Introduction IV – Conditional Probability

It’s all about what happened before!

Conditional probability answers one of the most interesting questions: How does the probability of an event change if we have new, additional information? Translated into real life examples the question would change to: How does the probability for a car accident change if I’m drunk? How does the probability for a increasing stock price change if the price/book value increases? How does the probability of having a disease change if a test for the disease is positive? All these questions can be answered with conditional probability.

Let us first talk about what we have to know before we deepen our understanding with an example:

  1. We denote the probability of A given B or in other words the probability that A happens given that B happened before with P(A|B)
  2. The P(A|B) is the proportion of the intersection of A and B to B: P(A|B)=\frac { P(A\cap B) }{ P(B) }\;given\;P(B)\neq 0

P(B) can’t be equal to 0 because if P(B) can’t happen then A given that B happened before can also never happen.

Example: Suppose we toss a fair coin three times. Let the events be: A = “3 Heads” and B=”The first two tosses were heads”. How does the probability for A change if we take the information given by B into account?
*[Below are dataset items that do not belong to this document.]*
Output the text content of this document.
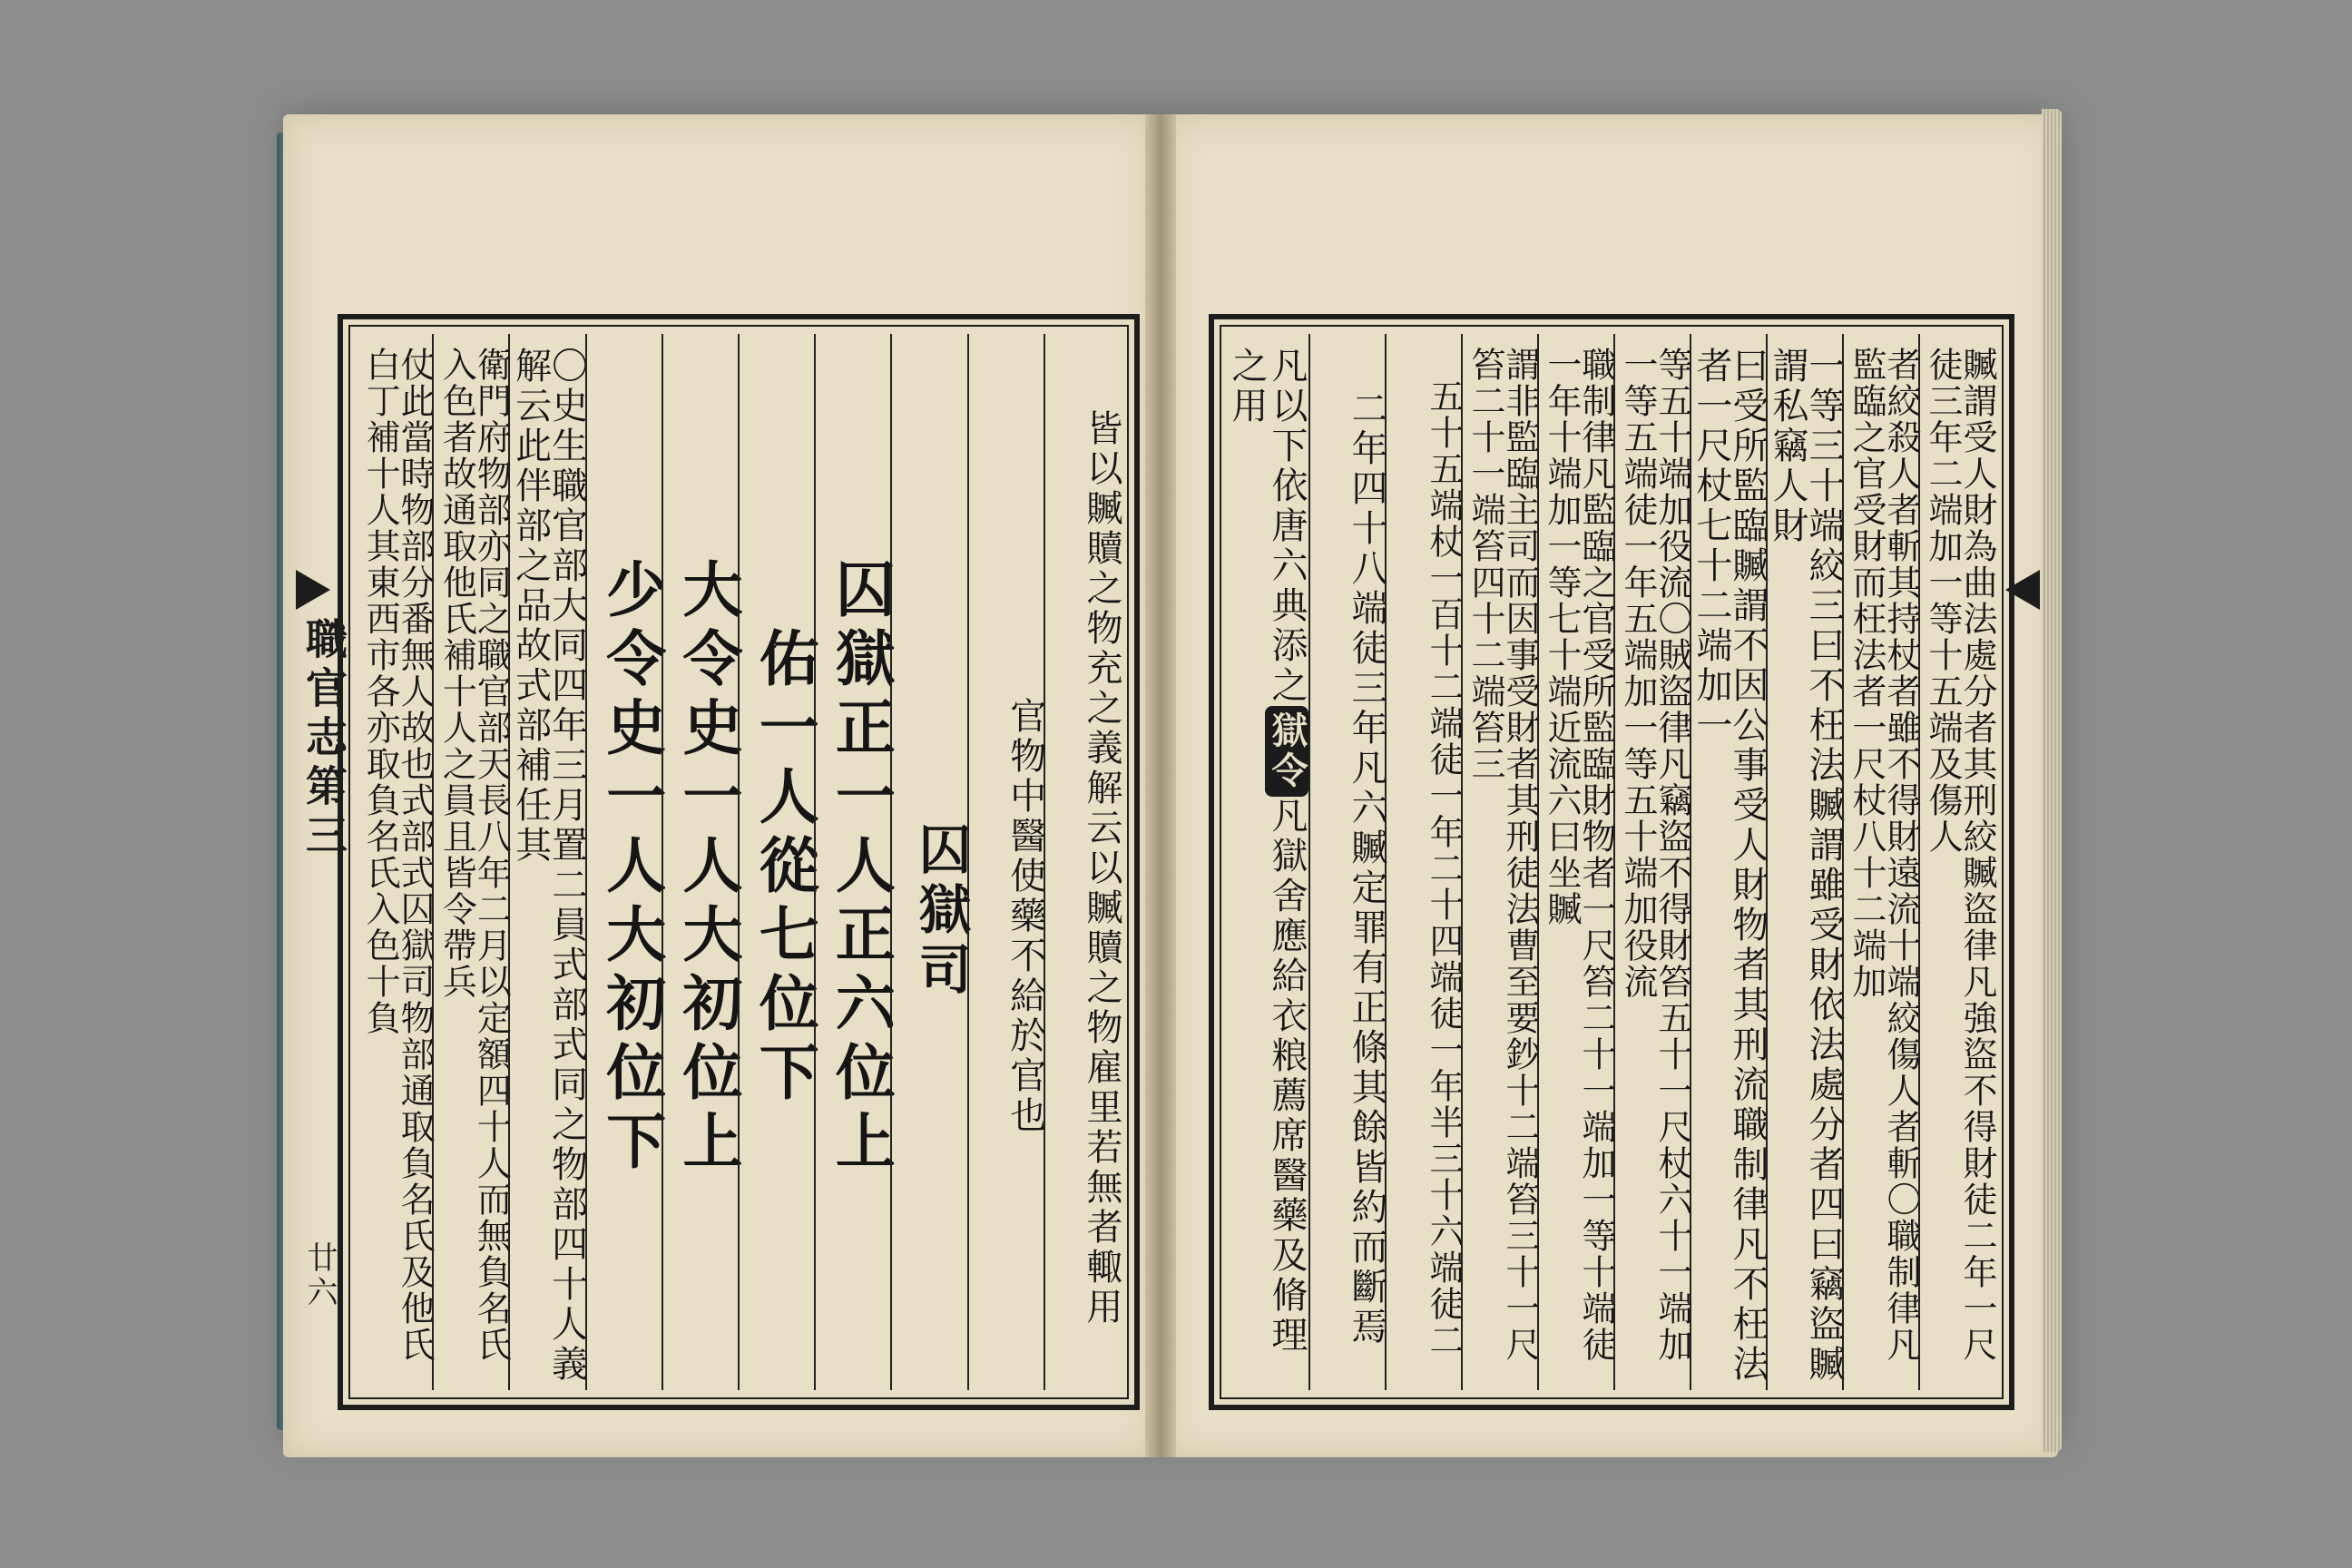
⠀
職官志第三
廿六	皆以贓贖之物充之義解云以贓贖之物雇里若無者輙用
官物中醫使藥不給於官也
囚獄司
囚獄正一人正六位上
佑一人從七位下
大令史一人大初位上
少令史一人大初位下
〇史生職官部大同四年三月置二員式部式同之物部四十人義解云此伴部之品故式部補任其
衛門府物部亦同之職官部天長八年二月以定額四十人而無負名氏入色者故通取他氏補十人之員且皆令帶兵
仗此當時物部分番無人故也式部式囚獄司物部通取負名氏及他氏白丁補十人其東西市各亦取負名氏入色十負	贓謂受人財為曲法處分者其刑絞贓盜律凡強盜不得財徒二年一尺徒三年二端加一等十五端及傷人
者絞殺人者斬其持杖者雖不得財遠流十端絞傷人者斬〇職制律凡監臨之官受財而枉法者一尺杖八十二端加
一等三十端絞三曰不枉法贓謂雖受財依法處分者四曰竊盜贓謂私竊人財
曰受所監臨贓謂不因公事受人財物者其刑流職制律凡不枉法者一尺杖七十二端加一
等五十端加役流〇賊盜律凡竊盜不得財笞五十一尺杖六十一端加一等五端徒一年五端加一等五十端加役流
職制律凡監臨之官受所監臨財物者一尺笞二十一端加一等十端徒一年十端加一等七十端近流六曰坐贓
謂非監臨主司而因事受財者其刑徒法曹至要鈔十二端笞三十一尺笞二十一端笞四十二端笞三
五十五端杖一百十二端徒一年二十四端徒一年半三十六端徒二
二年四十八端徒三年凡六贓定罪有正條其餘皆約而斷焉
凡以下依唐六典添之獄令凡獄舍應給衣粮薦席醫藥及脩理之用
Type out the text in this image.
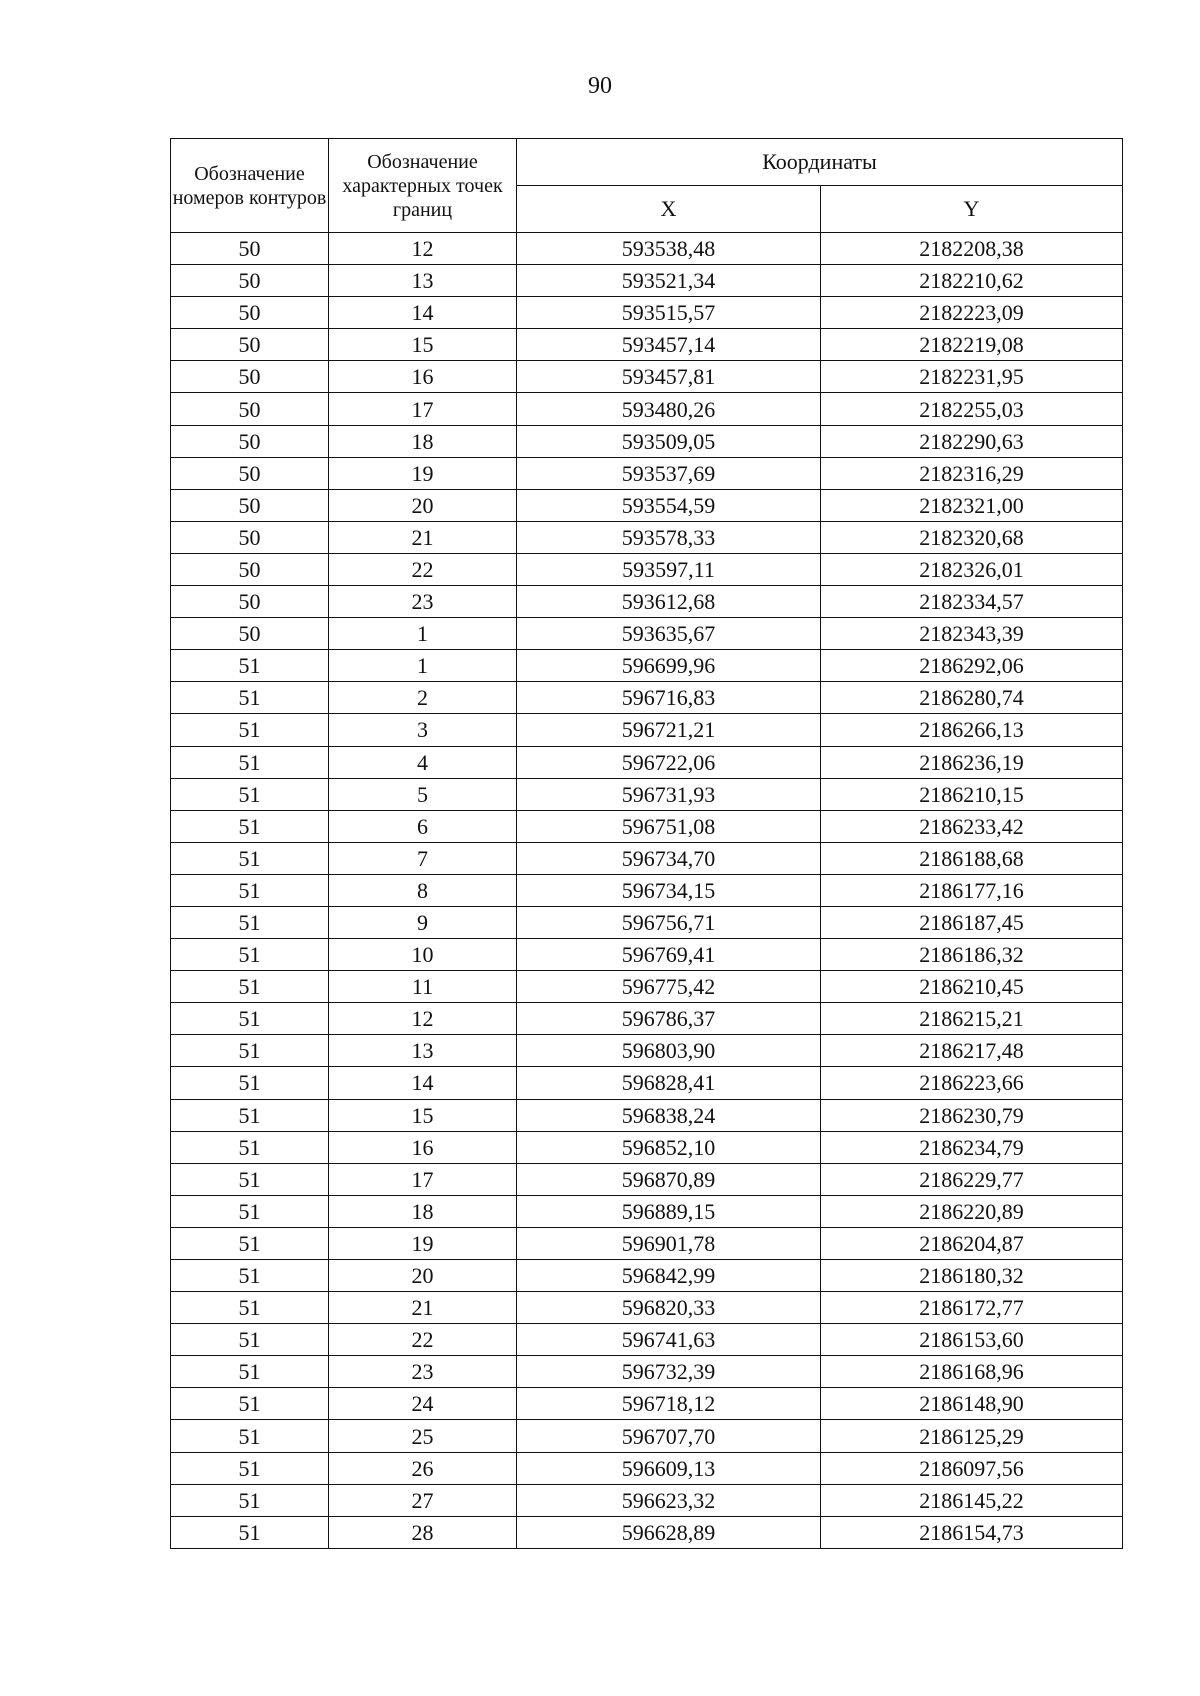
90
Обозначение номеров контуров	Обозначение характерных точек границ	Координаты	
		X	Y
50	12	593538,48	2182208,38
50	13	593521,34	2182210,62
50	14	593515,57	2182223,09
50	15	593457,14	2182219,08
50	16	593457,81	2182231,95
50	17	593480,26	2182255,03
50	18	593509,05	2182290,63
50	19	593537,69	2182316,29
50	20	593554,59	2182321,00
50	21	593578,33	2182320,68
50	22	593597,11	2182326,01
50	23	593612,68	2182334,57
50	1	593635,67	2182343,39
51	1	596699,96	2186292,06
51	2	596716,83	2186280,74
51	3	596721,21	2186266,13
51	4	596722,06	2186236,19
51	5	596731,93	2186210,15
51	6	596751,08	2186233,42
51	7	596734,70	2186188,68
51	8	596734,15	2186177,16
51	9	596756,71	2186187,45
51	10	596769,41	2186186,32
51	11	596775,42	2186210,45
51	12	596786,37	2186215,21
51	13	596803,90	2186217,48
51	14	596828,41	2186223,66
51	15	596838,24	2186230,79
51	16	596852,10	2186234,79
51	17	596870,89	2186229,77
51	18	596889,15	2186220,89
51	19	596901,78	2186204,87
51	20	596842,99	2186180,32
51	21	596820,33	2186172,77
51	22	596741,63	2186153,60
51	23	596732,39	2186168,96
51	24	596718,12	2186148,90
51	25	596707,70	2186125,29
51	26	596609,13	2186097,56
51	27	596623,32	2186145,22
51	28	596628,89	2186154,73
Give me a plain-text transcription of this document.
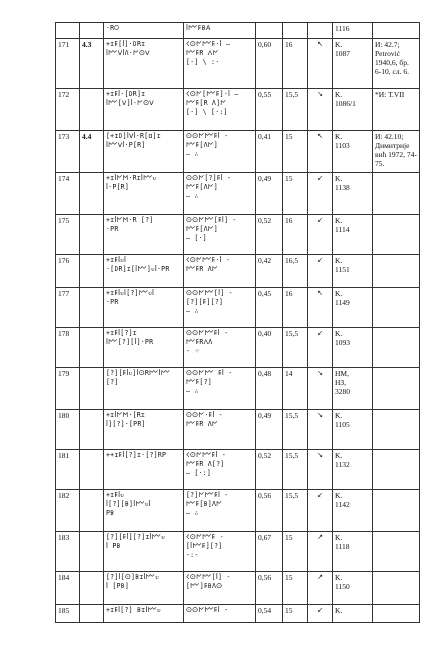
		·R𐊒	ꟾ𐌌𐌄𐌁𐌀				1116	

171	4.3	+ɪ𐌄[ꟾ]·𐌃Rɪ
ꟾ𐌌ⅤꟾɅ·𐌍𐌏Ⅴ	𐌂𐌏𐌍𐌌𐌄·ꟾ –
𐌌𐌄R ꓥ𐌍
[·] \ :·	0,60	16	↖	K.
1087	И: 42.7;
Petrović
1940,6, бр.
6-10, сл. 6.

172		+ɪ𐌄ꟾ·[𐌃R]ɪ
ꟾ𐌌[Ⅴ]ꟾ·𐌍𐌏Ⅴ	𐌂𐌏𐌍[𐌌𐌄]·ꟾ –
𐌌𐌄[R Λ]𐌍
[·] \ [·:]	0,55	15,5	↘	K.
1086/1	*И: Т.VII

173	4.4	[+ɪ𐌃]ꟾⅤꟾ·R[ɑ]ɪ
ꟾ𐌌Ⅴꟾ·P[R]	𐌏𐌏𐌍𐌌𐌄ꟾ -
𐌌𐌄[Λ𐌍]
– ∴	0,41	15	↖	K.
1103	И: 42.10;
Димитрије
вић 1972, 74-
75.

174		+ɪꟾ𐌍𐌑·Rɪꟾ𐌌ᴜ
ꟾ·P[R]	𐌏𐌏𐌍[?]𐌄ꟾ -
𐌌𐌄[Λ𐌍]
– ∴	0,49	15	↙	K.
1138	

175		+ɪꟾ𐌍𐌑·R [?]
·PR	𐌏𐌏𐌍𐌌[𐌄ꟾ] -
𐌌𐌄[Λ𐌍]
– [·]	0,52	16	↙	K.
1114	

176		+ɪ𐌄ꟾᴜꟾ
·[𐌃R]ɪ[ꟾ𐌌]ᴜꟾ·PR	𐌂𐌏𐌍𐌌𐌄·ꟾ -
𐌌𐌄R Λ𐌍	0,42	16,5	↙	K.
1151	

177		+ɪ𐌄ꟾᴜꟾ[?]𐌌ᴜꟾ
·PR	𐌏𐌏𐌍𐌌[ꟾ] -
[?][𐌄][?]
– ∴	0,45	16	↖	K.
1149	

178		+ɪ𐌄ꟾ[?]ɪ
ꟾ𐌌[?][ꟾ]·PR	𐌏𐌏𐌍𐌌𐌄ꟾ -
𐌌𐌄RꓥΛ
- ⁘	0,40	15,5	↙	K.
1093	

179		[?][𐌄ꟾᴜ]ꟾ𐌏R𐌌ꟾ𐌌
[?]	𐌏𐌏𐌍𐌌 𐌄ꟾ -
𐌌𐌄[?]
– ∴	0,48	14	↘	НМ,
НЗ,
3280	

180		+ɪꟾ𐌍𐌑·[Rɪ
ꟾ][?]·[PR]	𐌏𐌏𐌍·𐌄ꟾ -
𐌌𐌄R Λ𐌍	0,49	15,5	↘	K.
1105	

181		++ɪ𐌄ꟾ[?]ɪ·[?]RP	𐌂𐌏𐌍𐌌𐌄ꟾ -
𐌌𐌄R Λ[?]
– [·:]	0,52	15,5	↘	K.
1132	

182		+ɪ𐌄ꟾᴜ
ꟾ[?][𐌁]ꟾ𐌌ᴜꟾ
P𐌁	[?]𐌍𐌌𐌄ꟾ -
𐌌𐌄[𐌁]Λ𐌍
– ∴	0,56	15,5	↙	K.
1142	

183		[?][𐌄ꟾ][?]ɪꟾ𐌌ᴜ
ꟾ P𐌁	𐌂𐌏𐌍𐌌𐌄 -
[ꟾ𐌌𐌄][?]
-:-	0,67	15	↗	K.
1118	

184		[?]ꟾ[𐌏]𐌁ɪꟾ𐌌ᴜ
ꟾ [P𐌁]	𐌂𐌏𐌍𐌌[ꟾ] -
[𐌌]𐌄𐌁Λ𐌏	0,56	15	↗	K.
1150	

185		+ɪ𐌄ꟾ[?] 𐌁ɪꟾ𐌌ᴜ	𐌏𐌏𐌍𐌌𐌄ꟾ -	0,54	15	↙	K.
Answer: If we toss a coin three times we have eight possible outcomes {HHH, HHT, HTT, HTH, THT, THH, TTH, TTT}. The probability for event A is therefore \frac { 1 }{ 8 } , but if we take in account that B happened before the sample space for A changes to {HHH, HHT}. The Probability for A given that B happened before is therefore \frac { 1 }{ 2 } . We could have calculated this with the formula from above as well. P(A\cap B)=\frac { 1 }{ 2 } as the coin can either land head or tails on the third toss. P(B)= \frac { 2 }{ 8 } as there are two outcomes out of eight that have two heads in the first two tosses. If we put these probabilities in the formula from above we get the same answer as before.

Multiplication Rule

I will just give the multiplication rule at this point as it is the conditional probability formula just rearranged: P(A \cap B)=P(A|B)\cdot P(B)

Law of Total Probability

The Law of Total Probability enables us to calculate the total probability of an event given that we have all the conditioned probabilities of that even. Wo do that by summing up all conditioned probabilities of that event. We need the total probability of an event for the Bayes Theorem that will follow shortly.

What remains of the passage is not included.